In Hanoi, the number of apartment searches increased by 46%. Interest in private houses rose by 33% and villas by 9%. Interest in buying shops rose by 27%, indicating commercial real estate sector activity.
In Ho Chi Minh City, there has been a significant increase in interest in various types of property. Demand for land has been particularly strong. The number of enquiries in this sector rose by 45%. Apartments are also in demand, up 33%, while villas are up 25%. The number of enquiries for the purchase of shops increased by 22%.
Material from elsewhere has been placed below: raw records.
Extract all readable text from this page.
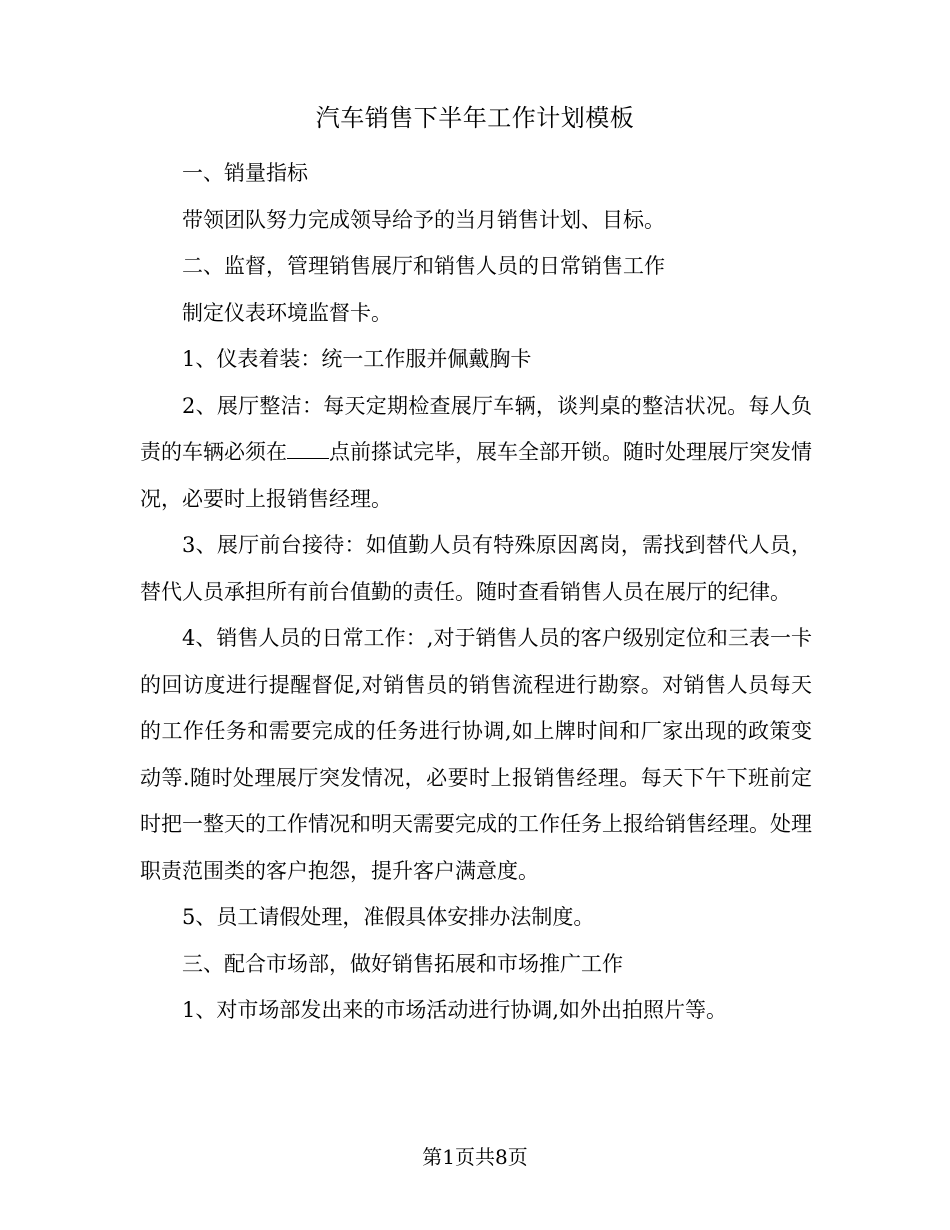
汽车销售下半年工作计划模板

一、销量指标

带领团队努力完成领导给予的当月销售计划、目标。

二、监督，管理销售展厅和销售人员的日常销售工作

制定仪表环境监督卡。

1、仪表着装：统一工作服并佩戴胸卡

2、展厅整洁：每天定期检查展厅车辆，谈判桌的整洁状况。每人负责的车辆必须在 点前搽试完毕，展车全部开锁。随时处理展厅突发情况，必要时上报销售经理。

3、展厅前台接待：如值勤人员有特殊原因离岗，需找到替代人员，替代人员承担所有前台值勤的责任。随时查看销售人员在展厅的纪律。

4、销售人员的日常工作：,对于销售人员的客户级别定位和三表一卡的回访度进行提醒督促,对销售员的销售流程进行勘察。对销售人员每天的工作任务和需要完成的任务进行协调,如上牌时间和厂家出现的政策变动等.随时处理展厅突发情况，必要时上报销售经理。每天下午下班前定时把一整天的工作情况和明天需要完成的工作任务上报给销售经理。处理职责范围类的客户抱怨，提升客户满意度。

5、员工请假处理，准假具体安排办法制度。

三、配合市场部，做好销售拓展和市场推广工作

1、对市场部发出来的市场活动进行协调,如外出拍照片等。

第1页共8页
Vietnam’s real estate market

Problems of the Vietnam’s real estate market

According to Hoang, the situation in Vietnam’s real estate market is encouraging. A number of new housing projects have led to an increase in real estate prices. However, supply in the new housing sector is still limited.
The expert notes that even if the market slows down, real estate prices will not fall due to a shortage of properties. Nor will prices fall as a result of an increase in construction time or costs.
One incentive for increased market activity has been the improvement in purchasing power in the country. As in some other countries, the issue of housing affordability is acute in Vietnam. The government has pledged some US$4.7 billion to construct social housing. However, these funds have not yet been allocated. In general, the support programme has several shortcomings that reduce its effectiveness.
Updated regulations for land and property transactions in Vietnam came into force in the summer of 2024. This has caused some problems, so the new regulations need to be adjusted and carefully analysed for efficiency.
Regarding forecasts, Hoang expects the market to recover. It will not be quick, but a regular increase in activity in the sector will overcome the challenges.